Malainse, thanks for the response. I did see that section in the rule book. I do understand about sex identification and the head being present. If all of the deer is present and coming out together (3 or 4 guys) at the same time, would it still be frowned upon? Antlers naturally attached, scrotum left naturally attached (we only buck hunt this area). Basically just running a knife through the deer 2 or 3 times without breaking it down further till final butchering. I do realize it would be stretching the law a bit-or would it be simply going to far? I don't see a violation against what the rule states but I fully respect the opinion of the appropriate authority. Which is the only one that maters.


----------



## srconnell22 (Aug 27, 2007)

Linda G. said:


> I don't think you can quarter an elk and pack it out in Michigan, they would prefer that you get help...that may have changed in the last few years, tho.


I had to quarter this one and pack it out this past September, it's legal.


----------



## kracker (Jan 25, 2013)

srconnell22 said:


> I had to quarter this one and pack it out this past September, it's legal.


Nice job on the bull! Is that just a special provision for elk?


----------



## srconnell22 (Aug 27, 2007)

kracker said:


> Nice job on the bull!
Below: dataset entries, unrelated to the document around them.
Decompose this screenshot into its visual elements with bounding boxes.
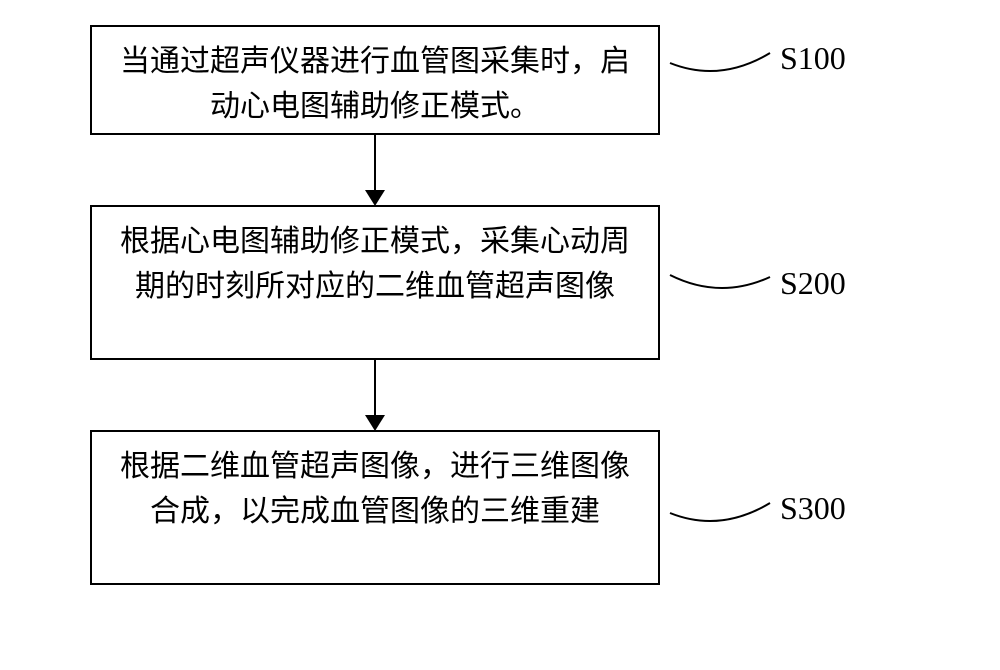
step-text-s300: 根据二维血管超声图像，进行三维图像合成，以完成血管图像的三维重建 xyxy=(120,450,630,528)
label-connector-s100 xyxy=(660,35,780,85)
step-label-s300: S300 xyxy=(780,490,846,527)
step-text-s200: 根据心电图辅助修正模式，采集心动周期的时刻所对应的二维血管超声图像 xyxy=(120,225,630,303)
step-text-s100: 当通过超声仪器进行血管图采集时，启动心电图辅助修正模式。 xyxy=(120,45,630,123)
step-box-s100: 当通过超声仪器进行血管图采集时，启动心电图辅助修正模式。 xyxy=(90,25,660,135)
step-label-s100: S100 xyxy=(780,40,846,77)
step-box-s300: 根据二维血管超声图像，进行三维图像合成，以完成血管图像的三维重建 xyxy=(90,430,660,585)
arrow-head-1 xyxy=(365,190,385,206)
label-connector-s300 xyxy=(660,485,780,535)
arrow-line-2 xyxy=(374,360,376,420)
label-connector-s200 xyxy=(660,255,780,305)
step-box-s200: 根据心电图辅助修正模式，采集心动周期的时刻所对应的二维血管超声图像 xyxy=(90,205,660,360)
arrow-line-1 xyxy=(374,135,376,195)
step-label-s200: S200 xyxy=(780,265,846,302)
arrow-head-2 xyxy=(365,415,385,431)
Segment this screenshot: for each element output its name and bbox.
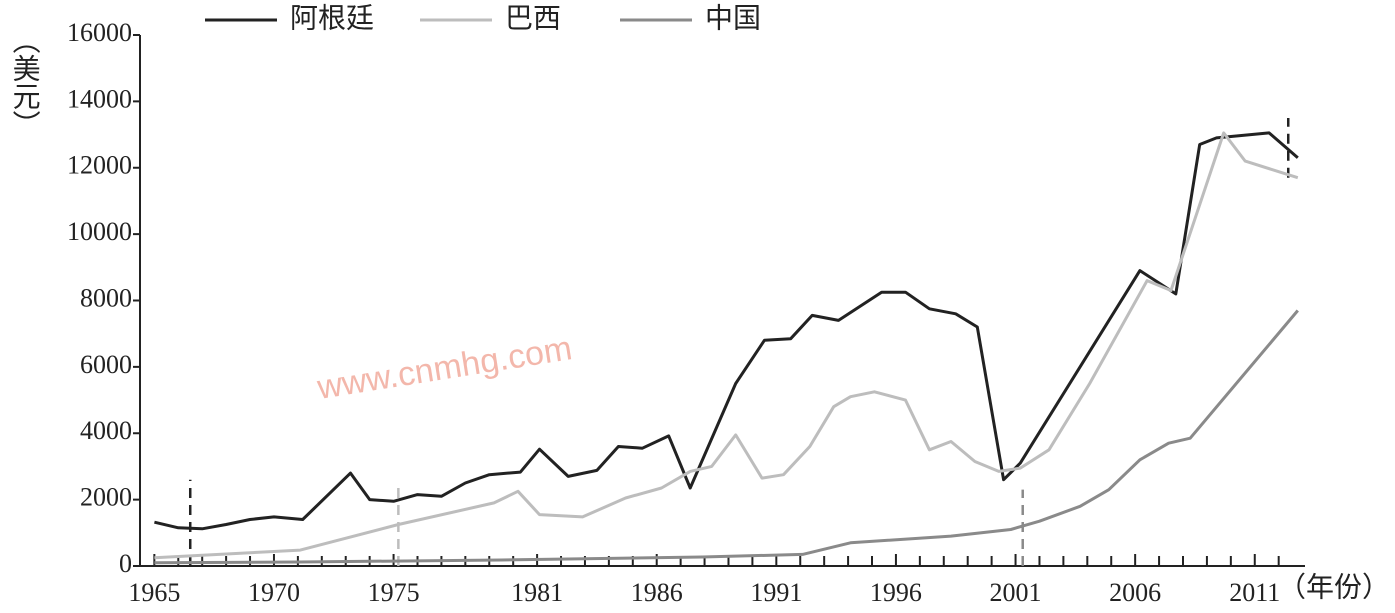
- y-tick-label: 16000: [67, 18, 132, 47]
- y-tick-label: 12000: [67, 151, 132, 180]
- x-axis-label: （年份）: [1278, 571, 1390, 603]
- y-tick-label: 14000: [67, 84, 132, 113]
- watermark: www.cnmhg.com: [314, 329, 575, 407]
- x-tick-label: 1981: [511, 578, 563, 607]
- x-tick-label: 1996: [870, 578, 922, 607]
- x-tick-label: 1975: [368, 578, 420, 607]
- y-tick-label: 6000: [80, 350, 132, 379]
- x-tick-label: 1991: [750, 578, 802, 607]
- y-axis-label: （美元）: [9, 26, 41, 138]
- y-tick-label: 10000: [67, 217, 132, 246]
- x-tick-label: 1986: [631, 578, 683, 607]
- data-line: [154, 131, 1299, 531]
- y-tick-label: 4000: [80, 416, 132, 445]
- x-tick-label: 1965: [128, 578, 180, 607]
- legend-label: 阿根廷: [290, 2, 374, 34]
- x-tick-label: 2011: [1229, 578, 1280, 607]
- legend-label: 巴西: [505, 3, 561, 34]
- y-tick-label: 0: [119, 549, 132, 578]
- x-tick-label: 2006: [1109, 578, 1161, 607]
- x-tick-label: 2001: [990, 578, 1042, 607]
- x-tick-label: 1970: [248, 578, 300, 607]
- y-tick-label: 2000: [80, 483, 132, 512]
- data-line: [154, 309, 1299, 565]
- data-line: [154, 131, 1299, 560]
- y-tick-label: 8000: [80, 283, 132, 312]
- legend-label: 中国: [705, 2, 761, 34]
Is that just a special provision for elk?


The hunter pulled a tag in the lottery to hunt them.


----------



## kracker (Jan 25, 2013)

Srconnell22, sorry for the confusion in my question for you. I ment to ask if if there was a provision just for elk to be quartered because of their size? Thanks for your response.


----------



## srconnell22 (Aug 27, 2007)

kracker said:


> Srconnell22, sorry for the confusion in my question for you. I ment to ask if if there was a provision just for elk to be quartered because of their size? Thanks for your response.


No idea. I do know that animal was about two miles further back in than I wanted to drag that morning and it was starting to warm up. 

I believe there is something in regards to quartering the elk in the FAQ's in the packet the DNR sends to the hunters as well. 

The DNR's only concern during the elk season is that the animal is taken out of the woods before it spoils and they will do almost anything they can to help you achieve that. I can't even count the number of times the DNR has helped drag elk out with us.


----------